В тесном подвальном помещении она сидела без воды и еды. Урсуле ломали кости рук и ног, особенно издеваясь над тонкими пальцами, вгоняли металлические пластины под ногти и вырывали эти самые ногти. Допросы были чисто символическими, зато зверства носящих песочную форму были самыми что ни на есть настоящими. Шрамы на бёдрах, оставшиеся после того, как в кожу вшивали стальные нити и мелкие пуговицы. Адская боль, воспаление и гной, после чего, не доводя до гангрены, металл извлекали из тела и отдавали узницу врачам. Урсуле не могли позволить просто умереть.

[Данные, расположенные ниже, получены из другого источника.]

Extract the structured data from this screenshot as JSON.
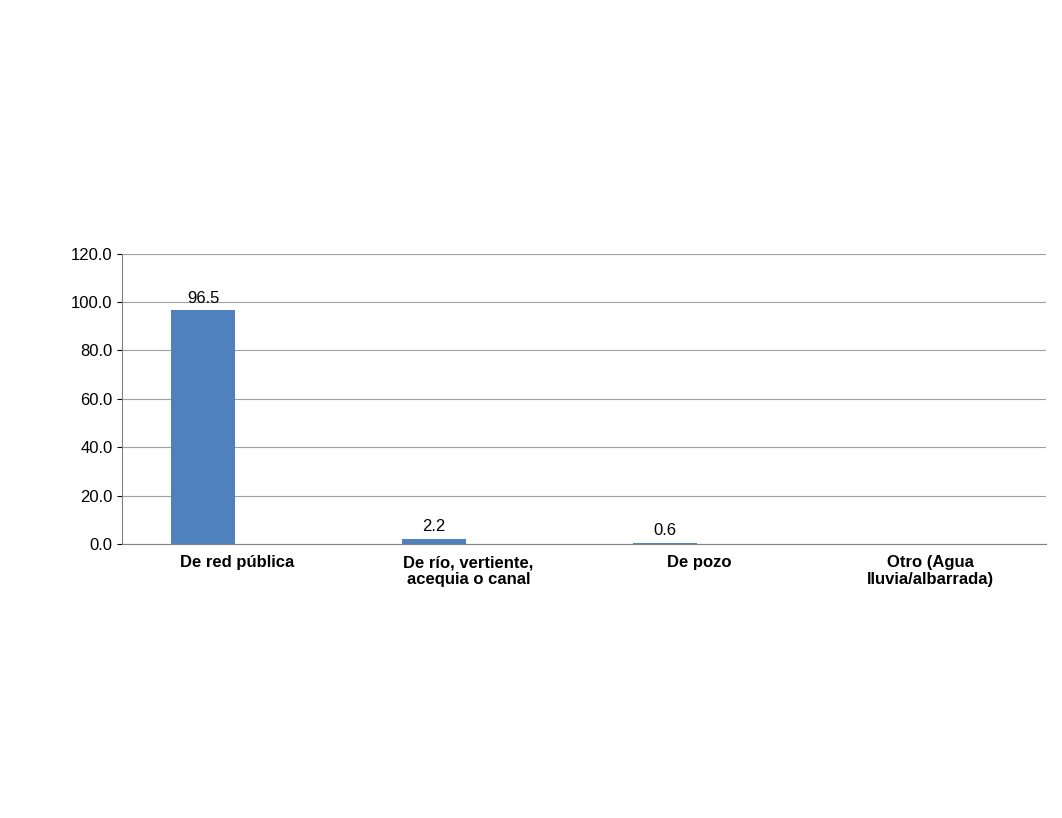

Во время одного из незапланированных допросов, девушка освободилась от сдерживавших ремней, и попыталась сбежать. Допрашивающий отделался вырванной из сустава рукой, Урсула, которую едва скрутили трое мужчин, неделю валялась в карцере с раздробленными костьми рук и ног. Кажется, после этого её передали садистам в белых халатах, построивших под землёй целую империю, сравнимую по размаху с наземной.
Конрад вновь садится на край койки и толкает Урсулу, заставляя девушку перевернуться на спину. Послушная куколка, заучившая, что за любое неповиновение тело будет пронзать оглушающая и ослепляющая боль. Девчонка, на себе испытавшая, что человеческое тело подчас бывает более хрупким, чем хрусталь или стекло.
Мужчина нависает над ней, истерзанной, почти уничтоженной. Только в глазах, в глазу — чёрном, словно ночь, — он видит отблеск рассудка, но тем его игра интереснее, а желание сильнее. Конрад улыбается, очерчивая пальцами линию её скул и подбородка. Касаясь израненных губ. Оттягивает нижнюю губу пальцем, любуясь ровной линией зубов. Он не знал последствие ли это опытов, проводимых над ней, или же собственные ресурсы организма, открывшиеся в критической ситуации.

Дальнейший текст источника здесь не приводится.